The atmosphere at the Inn at Little Washington
The Inn at Little Washington is strange. Elegant, but strange.
The wallpaper, the lighting, even the flowers remind you of your grandmother’s house. A little cluttered, a little haphazard, she probably could have thrown that thing out a while ago, but she hasn’t… it has that sort of “vibe.”
However, it is beautiful and exquisite. The cutlery on the table was from France, the China dish ware was intricate and refined, and the people sitting near us were dressed to impress.
You quickly realize you’re not at grandma’s house, rather you’re seated in one of the most over the top luxury dinning rooms in America.
The service at the Inn at Little Washington
Earning three Michelin Stars is no easy feat. Chefs work their entire career to get even one star to their name. Three is like winning the Super Bowl.
Beyond the culinary experience, Michelin takes into account a variety of other criteria, service being one of them. After dining there, it is easy to see why the Inn has three stars.
“Do you think you eat this?” Isa whispered towards me.
We both looked at it, it appeared edible.
“Pass it over here, I’ll try.” I motioned towards the plate.
Our waiter, Tom, was walking by. “Tom, do you eat this?” I pointed towards the bed seaweed in front of me.

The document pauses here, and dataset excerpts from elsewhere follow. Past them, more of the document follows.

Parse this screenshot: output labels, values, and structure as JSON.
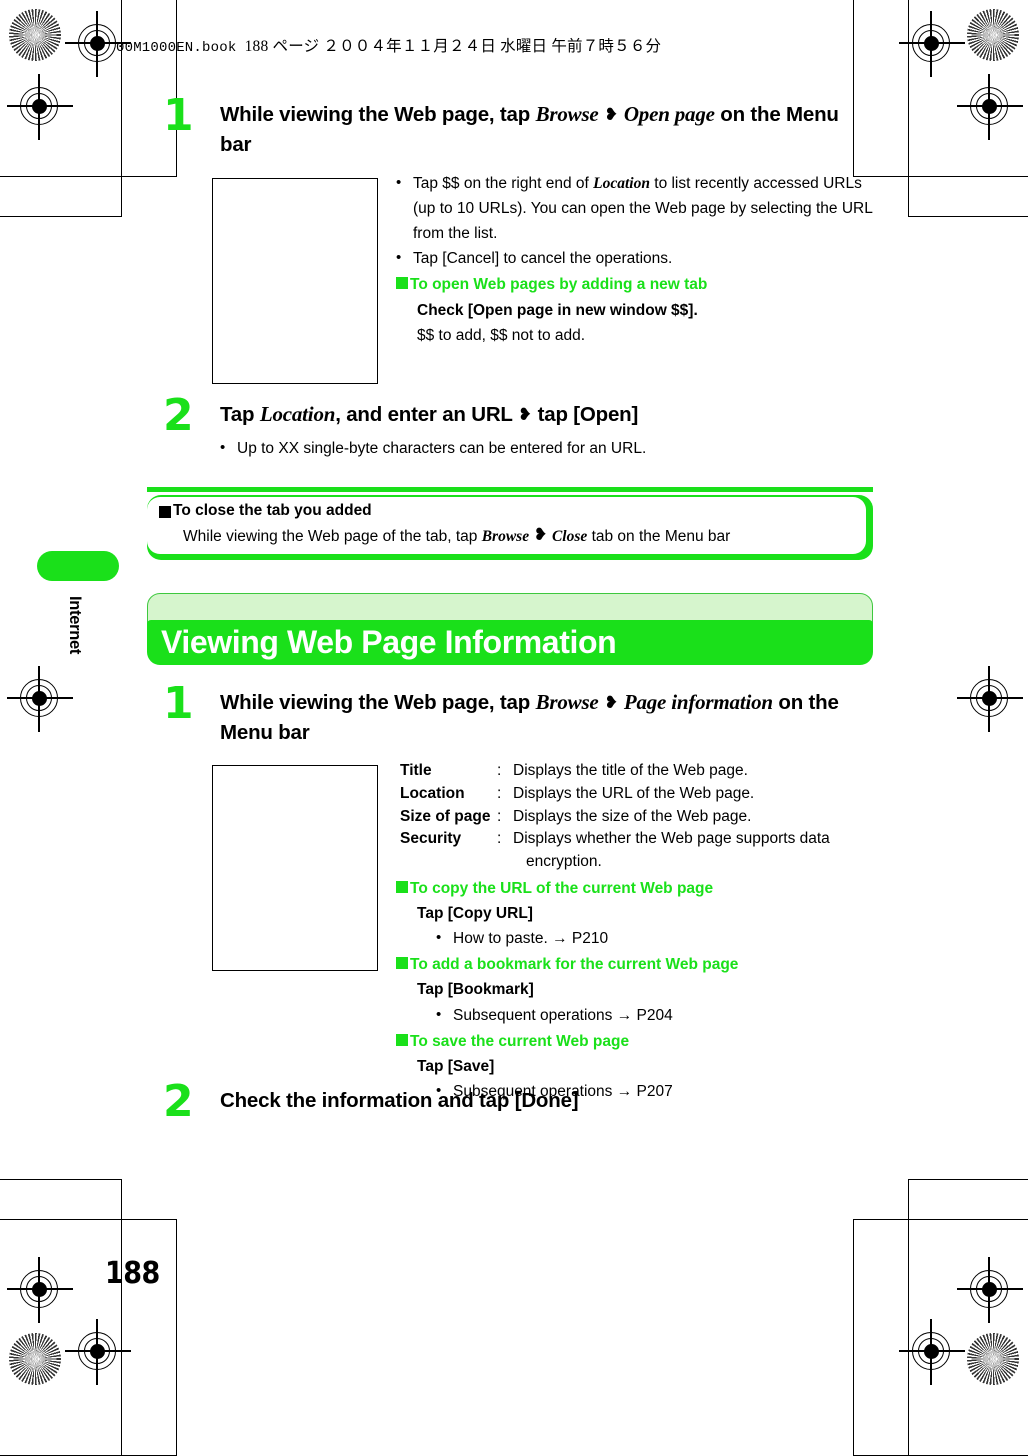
{
  "header": {
    "slug_file": "00M1000EN.book",
    "slug_rest": "188 ページ  ２００４年１１月２４日  水曜日  午前７時５６分"
  },
  "side_tab": {
    "label": "Internet"
  },
  "folio": {
    "page_number": "188"
  },
  "colors": {
    "accent_green": "#1ae01a",
    "banner_cap": "#d6f5cd",
    "text": "#000000"
  },
  "section_1": {
    "step1": {
      "number": "1",
      "title_part1": "While viewing the Web page, tap ",
      "title_em1": "Browse",
      "title_arrow": "❥",
      "title_em2": "Open page",
      "title_part2": " on the Menu bar",
      "notes": {
        "bullet1_pre": "Tap $$ on the right end of ",
        "bullet1_em": "Location",
        "bullet1_post": " to list recently accessed URLs (up to 10 URLs). You can open the Web page by selecting the URL from the list.",
        "bullet2": "Tap [Cancel] to cancel the operations.",
        "green_head": "To open Web pages by adding a new tab",
        "bold_line": "Check [Open page in new window $$].",
        "plain_line": "$$ to add, $$ not to add."
      }
    },
    "step2": {
      "number": "2",
      "title_part1": "Tap ",
      "title_em1": "Location",
      "title_part2": ", and enter an URL ",
      "title_arrow": "❥",
      "title_part3": " tap [Open]",
      "bullet1": "Up to XX single-byte characters can be entered for an URL."
    }
  },
  "callout": {
    "heading": "To close the tab you added",
    "body_pre": "While viewing the Web page of the tab, tap ",
    "body_em1": "Browse",
    "body_arrow": "❥",
    "body_em2": "Close",
    "body_post": " tab on the Menu bar"
  },
  "banner": {
    "title": "Viewing Web Page Information"
  },
  "section_2": {
    "step1": {
      "number": "1",
      "title_part1": "While viewing the Web page, tap ",
      "title_em1": "Browse",
      "title_arrow": "❥",
      "title_em2": "Page information",
      "title_part2": " on the Menu bar"
    },
    "definitions": [
      {
        "term": "Title",
        "colon": ":",
        "desc": "Displays the title of the Web page."
      },
      {
        "term": "Location",
        "colon": ":",
        "desc": "Displays the URL of the Web page."
      },
      {
        "term": "Size of page",
        "colon": ":",
        "desc": "Displays the size of the Web page."
      },
      {
        "term": "Security",
        "colon": ":",
        "desc": "Displays whether the Web page supports data"
      }
    ],
    "security_cont": "encryption.",
    "subsections": [
      {
        "green_head": "To copy the URL of the current Web page",
        "bold_line": "Tap [Copy URL]",
        "bullet_text": "How to paste. ",
        "bullet_arrow": "→",
        "bullet_ref": " P210"
      },
      {
        "green_head": "To add a bookmark for the current Web page",
        "bold_line": "Tap [Bookmark]",
        "bullet_text": "Subsequent operations ",
        "bullet_arrow": "→",
        "bullet_ref": " P204"
      },
      {
        "green_head": "To save the current Web page",
        "bold_line": "Tap [Save]",
        "bullet_text": "Subsequent operations ",
        "bullet_arrow": "→",
        "bullet_ref": " P207"
      }
    ],
    "step2": {
      "number": "2",
      "title": "Check the information and tap [Done]"
    }
  }
}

“It’s decorative,” he said, and continued on, “I wouldn’t, but I know plenty of guests that have. One woman ate it and then immediately told me it was the best seaweed she’d ever had, and that the prior week she was in Japan, so to each their own,” he said with a smile.
Everyone we interacted with was pleasant, and when Isa and I made it clear to Tom that we weren’t sure which desert we wanted (the one from her menu or from mine), when substituting in the cheese course, he surprised us with all three (two dessert plus the cheese course), at no extra charge. If we didn’t feel special before, we certainly did now.
The food at the Inn at Little Washington
There are three menu options at the Inn at Little Washington. Each are fixed price and 5 courses. Isa and I chose two different options, neither of which was the vegetarian fare.
I highly recommend taking this approach if you visit the Inn. Every course Isa and I shared bites of what we received. And, on occasion swapped plates.
The entire meal, all five courses, were superb. If nothing else, chef Patrick O’Connell challenges each visitor to try something new. For us, that meant experiencing caesar salad ice cream, and foie gras and caviar in quantities neither of us had ever experienced. The meal was exceptional, and the presentation made it memorable.
Take for example your cheese course. At the Inn there is a rolling cow carrying cheeses. I’m not making this up. The “Cheese Whiz” comes to your table, it’s incredibly awkward (in a funny way), and then serves you five different cheeses of varied complexity. You’ll never have an experience quite like it.
Neither Isa or I drink alcohol, so we opted out of the wine-pairing portion of the menu. However, from the couple that we spoke with next to us (who wisely had a driver bring them to dinner), they highly recommended it.
Should you go to The Inn at Little Washington?
This answer is easy, it’s a resounding yes. However, determining when to go may be a challenge. On the evening Isa and I dined at the Inn there was a family celebrating a birthday, another family that looked like this was their regular dinner spot, and myriad couples like us, going out on a date.
The Inn at Little Washington should be reserved for special occasions. The atmosphere, the service, and the food are all breathtaking and extraordinary (and so is the price), however experiences like these should not be commonplace. If you’re contemplating going to the Inn, first consider the investment (yes, I am really phrasing it that way), and also consider the occasion.
Even out in remote Virginia there are other fine restaurants (another Isa and I have dined at called the Ashby comes to mind), but the Inn at Little Washington is different — it should be reserved for only the most special times.